Der Polnische Publizist Thomasz Piątek Foto: Kay Herschelmann

Der polnische Publizist Tomasz Piątek arbeitete bereits für verschiedene Radiosender und seit etlichen Jahren auch als Kolumnist der wichtigsten Tageszeitung „Gazeta Wyborza“. In seinem 2017 veröffentlichten investigativen Bestseller „Antoni Macierewicz und seine Geheimnisse“ enthüllte er Verbindungen des damaligen polnischen Verteidigungsministers zum russischen Geheimdienst und zur Mafia. Er wird in Polen mit Gerichtsprozessen „schikaniert“ und ist Ziel von Hassreden und Lügenkampagnen. Ungeachtet dessen hat Piątek „ein investigatives Onlineportal namens Arbinfo gegründet. Ohne jegliche Werbung hat es in weniger als vier Monaten über 100.000 Besucher gewonnen. Einfach weil wir die Wahrheit veröffentlichen. Ich schließe daraus, dass die Wahrheit immer noch für viele Menschen wichtig ist“, sagte er.
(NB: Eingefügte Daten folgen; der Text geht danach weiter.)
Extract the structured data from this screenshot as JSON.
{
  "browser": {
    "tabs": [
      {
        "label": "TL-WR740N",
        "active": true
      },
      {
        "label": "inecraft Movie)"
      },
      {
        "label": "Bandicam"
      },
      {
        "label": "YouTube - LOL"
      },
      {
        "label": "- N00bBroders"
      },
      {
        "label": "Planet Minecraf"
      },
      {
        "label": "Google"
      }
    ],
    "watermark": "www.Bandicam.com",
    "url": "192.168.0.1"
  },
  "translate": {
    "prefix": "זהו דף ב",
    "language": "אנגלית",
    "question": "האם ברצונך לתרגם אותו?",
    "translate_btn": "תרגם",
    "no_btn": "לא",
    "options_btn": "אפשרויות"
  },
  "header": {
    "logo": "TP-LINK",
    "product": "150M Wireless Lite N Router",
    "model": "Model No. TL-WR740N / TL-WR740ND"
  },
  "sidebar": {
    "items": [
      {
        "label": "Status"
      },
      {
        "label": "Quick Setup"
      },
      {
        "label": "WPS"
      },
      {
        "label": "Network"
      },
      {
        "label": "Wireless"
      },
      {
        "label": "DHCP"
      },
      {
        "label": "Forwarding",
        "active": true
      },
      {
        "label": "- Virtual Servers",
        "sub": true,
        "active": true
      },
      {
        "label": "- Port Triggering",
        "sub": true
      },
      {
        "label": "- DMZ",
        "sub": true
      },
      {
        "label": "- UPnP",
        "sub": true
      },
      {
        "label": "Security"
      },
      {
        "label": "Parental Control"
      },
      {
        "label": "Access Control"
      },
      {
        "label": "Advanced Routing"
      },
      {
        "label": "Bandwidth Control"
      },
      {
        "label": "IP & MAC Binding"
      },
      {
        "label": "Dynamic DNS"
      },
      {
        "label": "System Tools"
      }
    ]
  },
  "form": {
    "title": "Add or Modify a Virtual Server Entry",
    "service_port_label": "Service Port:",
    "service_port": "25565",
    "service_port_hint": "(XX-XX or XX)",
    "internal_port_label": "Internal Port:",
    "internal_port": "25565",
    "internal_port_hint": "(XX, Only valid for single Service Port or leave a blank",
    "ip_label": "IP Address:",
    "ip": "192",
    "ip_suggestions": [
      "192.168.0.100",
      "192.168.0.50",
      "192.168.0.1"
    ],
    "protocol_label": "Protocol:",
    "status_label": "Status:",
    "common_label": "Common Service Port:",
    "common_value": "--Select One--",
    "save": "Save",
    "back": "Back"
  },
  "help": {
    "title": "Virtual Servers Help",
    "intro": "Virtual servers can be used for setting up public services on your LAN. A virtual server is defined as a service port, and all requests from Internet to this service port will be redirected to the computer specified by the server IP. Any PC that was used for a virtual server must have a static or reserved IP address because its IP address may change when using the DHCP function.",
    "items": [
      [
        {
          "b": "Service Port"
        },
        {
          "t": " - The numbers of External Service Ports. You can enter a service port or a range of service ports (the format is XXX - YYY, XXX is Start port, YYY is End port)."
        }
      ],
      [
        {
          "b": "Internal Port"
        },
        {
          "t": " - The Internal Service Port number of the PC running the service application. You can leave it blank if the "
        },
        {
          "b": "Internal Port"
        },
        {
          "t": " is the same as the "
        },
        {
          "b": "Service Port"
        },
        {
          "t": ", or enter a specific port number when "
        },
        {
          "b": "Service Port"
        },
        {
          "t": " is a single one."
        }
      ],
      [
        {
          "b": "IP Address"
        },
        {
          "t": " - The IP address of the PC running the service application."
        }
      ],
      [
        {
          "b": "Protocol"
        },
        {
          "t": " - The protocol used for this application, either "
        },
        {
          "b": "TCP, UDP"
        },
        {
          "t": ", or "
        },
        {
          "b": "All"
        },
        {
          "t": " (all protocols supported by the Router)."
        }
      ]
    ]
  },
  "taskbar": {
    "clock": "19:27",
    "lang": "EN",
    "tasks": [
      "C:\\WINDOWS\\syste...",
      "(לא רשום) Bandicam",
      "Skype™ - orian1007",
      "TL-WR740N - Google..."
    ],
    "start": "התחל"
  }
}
„Wir Journalisten müssen zu einer starken Lobby werden, die Druck auf die Regierung und Unternehmen ausübt. Zu einer Lobby für Journalismus, für Lesekultur, für faktenbasiertes, logisches Denken. Eine Lobby, die mit allen akzeptablen Mitteln kämpft, beginnend mit Erziehung. Aber wir müssen auch besser sein und mehr sein als nur eine Lobby. Wir müssen eine bürgerliche Widerstandsgruppe sein zur Verteidigung der Wahrheit. In diesem Geist und im Geist der Freiheit müssen wir uns auch selbst disziplinieren und der Versuchung durch Lüge und Korruption widerstehen.“

Johannes-Filous, Journalist und Gründer von „Strassengezwitscher“ Foto: Kay Herschelmann

Johannes Filous, Fotograf, Initiator und Autor von „Straßengezwitscher“ aus Dresden sieht die Gefahr nicht allein in der physischen Gewalt und dem Hass im Netz an sich – „selbst wenn der Mob lauter wird“. „Wir müssen sehen, was mit uns dabei passiert, dass wir abstumpfen und uns daran gewöhnen und sagen, es ist nichts Besonders, was da passiert. „Aber es ist was Besonderes, wir dürfen uns nicht daran gewöhnen, sondern wir müssen nüchtern, klar und kontinuierlich darüber berichten.“ Filous ist mit seinen Kolleg*innen von „Straßengezwitscher“ in Sachsen unterwegs, dokumentiert und berichtet über Aktionen im rechten Milieu.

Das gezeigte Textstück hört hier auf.